The Oregon Weather Book:
The Climate of Oregon:
I review these two books together because they combine to form a unit and share the lead author George R. Taylor, the State Climatologist of Oregon. Both The Oregon Weather Book: A State of Extremes and The Climate of Oregon: From Rain Forest to Desert are well-written and well-illustrated books with a style that fits into an academic style weighing more heavy on scientific material rather than combining science with personal commentary by the author. As a result, these two volumes will find greatest use as reference books. That is not to say, however, that they are not interesting reads.
I enjoyed the layout of The Oregon Weather Book, particularly in its use of small state maps that accompany the listings of significant weather events. They helped place geographically the region of the state to which the capsule summary pertained. For those not familiar with Oregon towns and regions, this saved a jump back to map to search for the mentioned towns.
The background meteorological conditions causing various weather phenomena were well described and placed into the context of the West Coastwhich follows a different character than middle-America storm systems which usually are described in weather books. The chapter "Tips for Amateur Weather Forecasters" did not live up to my initial expectations, however. Its sudden shift from science to animal folklore had me scratching my head.

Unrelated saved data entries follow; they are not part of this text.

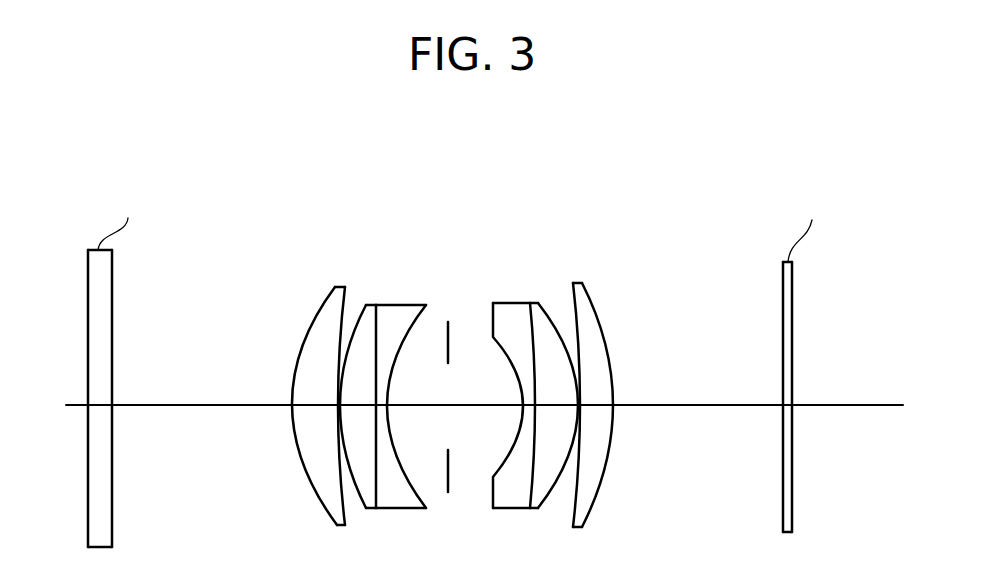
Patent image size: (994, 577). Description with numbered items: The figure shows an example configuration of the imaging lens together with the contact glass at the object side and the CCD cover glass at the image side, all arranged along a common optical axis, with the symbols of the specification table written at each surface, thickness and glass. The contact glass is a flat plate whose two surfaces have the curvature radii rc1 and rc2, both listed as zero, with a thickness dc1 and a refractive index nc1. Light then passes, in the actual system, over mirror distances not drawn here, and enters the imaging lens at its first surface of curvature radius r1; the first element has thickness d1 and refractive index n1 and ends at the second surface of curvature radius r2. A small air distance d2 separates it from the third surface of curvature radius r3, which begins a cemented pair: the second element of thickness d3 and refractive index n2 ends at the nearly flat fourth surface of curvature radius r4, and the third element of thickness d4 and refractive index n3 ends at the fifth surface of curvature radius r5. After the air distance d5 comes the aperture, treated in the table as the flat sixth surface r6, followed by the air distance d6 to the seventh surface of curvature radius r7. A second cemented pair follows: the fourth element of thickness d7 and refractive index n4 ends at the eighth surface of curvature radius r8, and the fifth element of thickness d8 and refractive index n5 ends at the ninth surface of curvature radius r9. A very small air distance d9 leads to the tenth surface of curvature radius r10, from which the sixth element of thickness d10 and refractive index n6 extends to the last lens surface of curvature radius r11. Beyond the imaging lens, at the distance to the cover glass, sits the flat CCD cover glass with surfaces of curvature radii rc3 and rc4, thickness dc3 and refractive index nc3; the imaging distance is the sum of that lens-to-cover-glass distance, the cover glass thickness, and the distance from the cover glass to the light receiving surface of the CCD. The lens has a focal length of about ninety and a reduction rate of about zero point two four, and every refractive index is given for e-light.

The curvature radius of contact glass first surface rc1 is at (88, 277).
The curvature radius of contact glass second surface rc2 is at (112, 277).
The thickness of contact glass dc1 is at (130, 358).
The refractive index of contact glass nc1 is at (130, 358).
The curvature radius of first lens surface r1 is at (322, 305).
The curvature radius of second lens surface r2 is at (347, 297).
The thickness of first lens element d1 is at (280, 384).
The air distance between second and third surfaces d2 is at (337, 415).
The refractive index of first lens element n1 is at (280, 384).
The curvature radius of third lens surface r3 is at (366, 305).
The curvature radius of fourth lens surface r4 is at (377, 320).
The thickness of second lens element d3 is at (331, 408).
The refractive index of second lens element n2 is at (331, 408).
The curvature radius of fifth lens surface r5 is at (422, 318).
The thickness of third lens element d4 is at (408, 408).
The refractive index of third lens element n3 is at (408, 408).
The distance from fifth surface to aperture d5 is at (417, 393).
The aperture surface r6 is at (459, 323).
The distance from aperture to seventh surface d6 is at (485, 393).
The curvature radius of seventh lens surface r7 is at (491, 315).
The curvature radius of eighth lens surface r8 is at (526, 311).
The thickness of fourth lens element d7 is at (495, 404).
The refractive index of fourth lens element n4 is at (495, 404).
The curvature radius of ninth lens surface r9 is at (551, 311).
The thickness of fifth lens element d8 is at (584, 404).
The refractive index of fifth lens element n5 is at (584, 404).
The air distance between ninth and tenth surfaces d9 is at (588, 412).
The curvature radius of tenth lens surface r10 is at (568, 290).
The curvature radius of eleventh lens surface r11 is at (590, 297).
The refractive index of sixth lens element n6 is at (624, 385).
The thickness of sixth lens element d10 is at (597, 403).
The curvature radius of CCD cover glass first surface rc3 is at (783, 277).
The curvature radius of CCD cover glass second surface rc4 is at (792, 277).
The thickness of CCD cover glass dc3 is at (809, 334).
The refractive index of CCD cover glass nc3 is at (809, 334).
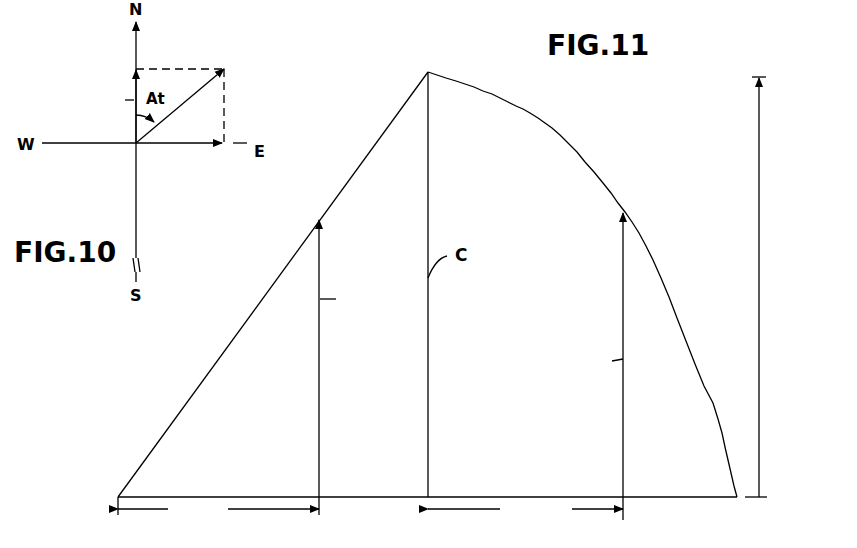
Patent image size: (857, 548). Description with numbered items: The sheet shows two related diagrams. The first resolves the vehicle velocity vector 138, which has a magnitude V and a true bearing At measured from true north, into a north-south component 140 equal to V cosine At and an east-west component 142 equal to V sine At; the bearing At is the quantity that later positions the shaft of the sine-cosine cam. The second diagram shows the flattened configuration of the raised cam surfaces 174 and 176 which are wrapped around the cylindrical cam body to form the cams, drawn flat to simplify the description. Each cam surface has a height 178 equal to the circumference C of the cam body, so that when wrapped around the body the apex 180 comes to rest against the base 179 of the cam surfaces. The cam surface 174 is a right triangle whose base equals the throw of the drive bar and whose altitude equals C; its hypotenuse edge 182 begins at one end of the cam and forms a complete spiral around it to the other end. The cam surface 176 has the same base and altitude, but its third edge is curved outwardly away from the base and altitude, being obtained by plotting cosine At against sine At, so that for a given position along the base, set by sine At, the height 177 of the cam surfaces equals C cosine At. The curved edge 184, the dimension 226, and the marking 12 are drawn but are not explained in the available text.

In FIG. 10, the vehicle velocity vector 138 is at (207, 86).
In FIG. 10, the north-south component 140 is at (136, 78).
In FIG. 10, the east-west component 142 is at (208, 147).
In FIG. 11, the raised cam surface 174 is at (265, 423).
In FIG. 11, the raised cam surface 176 is at (530, 313).
In FIG. 11, the height of the cam surfaces 177 is at (623, 432).
In FIG. 11, the height 178 is at (760, 247).
In FIG. 11, the base of the cam surfaces 179 is at (383, 499).
In FIG. 11, the apex 180 is at (428, 72).
In FIG. 11, the hypotenuse edge 182 is at (364, 162).
In FIG. 11, the curved line 184 is at (597, 172).
In FIG. 11, the sin At dimension 226 is at (222, 524).
In FIG. 11, the sheet numeral 12 is at (782, 543).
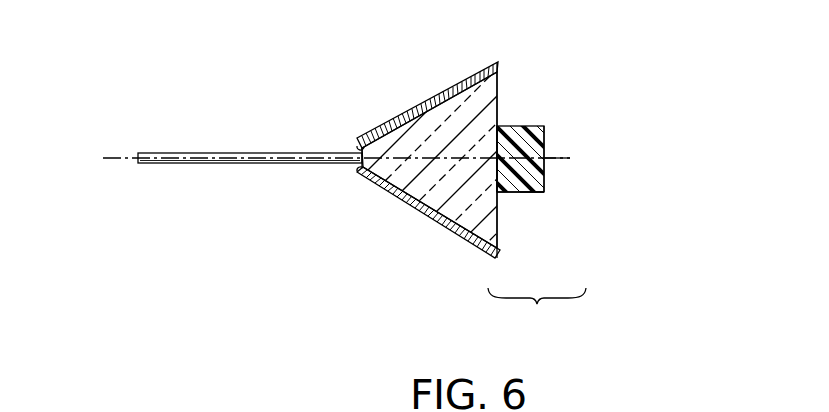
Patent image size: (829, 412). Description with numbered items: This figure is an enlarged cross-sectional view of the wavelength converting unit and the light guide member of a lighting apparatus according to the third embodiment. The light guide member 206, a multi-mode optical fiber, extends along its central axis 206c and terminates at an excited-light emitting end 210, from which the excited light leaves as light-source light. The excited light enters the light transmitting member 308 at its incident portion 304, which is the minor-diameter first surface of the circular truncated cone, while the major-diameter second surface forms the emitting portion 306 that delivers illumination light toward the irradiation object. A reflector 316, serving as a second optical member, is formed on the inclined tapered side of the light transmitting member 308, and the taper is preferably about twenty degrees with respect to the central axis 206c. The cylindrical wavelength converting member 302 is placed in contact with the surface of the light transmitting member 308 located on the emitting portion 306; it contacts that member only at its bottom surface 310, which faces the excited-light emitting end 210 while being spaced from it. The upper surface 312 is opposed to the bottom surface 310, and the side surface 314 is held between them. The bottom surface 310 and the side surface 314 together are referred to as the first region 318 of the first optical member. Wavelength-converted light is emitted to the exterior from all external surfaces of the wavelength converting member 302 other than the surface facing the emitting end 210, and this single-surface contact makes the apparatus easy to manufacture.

The Climate of Oregon is mainly a catalogue of Oregon climate normals (the latest, 1971-2000 version) used to describe the nine distinct climate zones of the state. I found most interesting and informative the set of climate "maps" presented. Oregon has a wide range of climate conditions within its varied and rugged topography, similar to my British Columbia home, which makes isoplethed maps of climate data dubious at best compared to similar analyses of Kansas or Michigan. These maps in The Climate of Oregon are special computer-generated maps using sophisticated techniques that account for terrain variations.
The Climate of Oregon is a book like an almanac or book of world records that will more likely be browsed rather than read from cover to cover. Unfortunately, that may cause those who pick up the book to miss the most interesting part of the book Part 6: Special Topics. On reading this section, I wished the book had been written closer to my reading date to include what has recently happened to longer term cycles such as El Niño and longer-term (20-25 year) wet-dry cycles. (The information is, of course, up to date for the date of writing.) Several of these cycles appeared to be entering new phases as the century turned and may be manifesting in the conditions we are seeing today.
The book also has a very good discussion of what "climate normals" are, but unfortunately it is hidden in the Appendix which may be unread by some. I would have placed this material in the introductory sections as there is a great deal of misunderstanding of that word "normal."
Overall, are well worth adding to a library of regional climatology books or a library shelf focussing on the great state of Oregon. Given the choice of reading only one of the books, I would chose The Oregon Weather Book, but if data summaries of state or regional climates are your special interest, then The Climate of Oregon is the obvious choice. I would purchase them both together as they complement each other.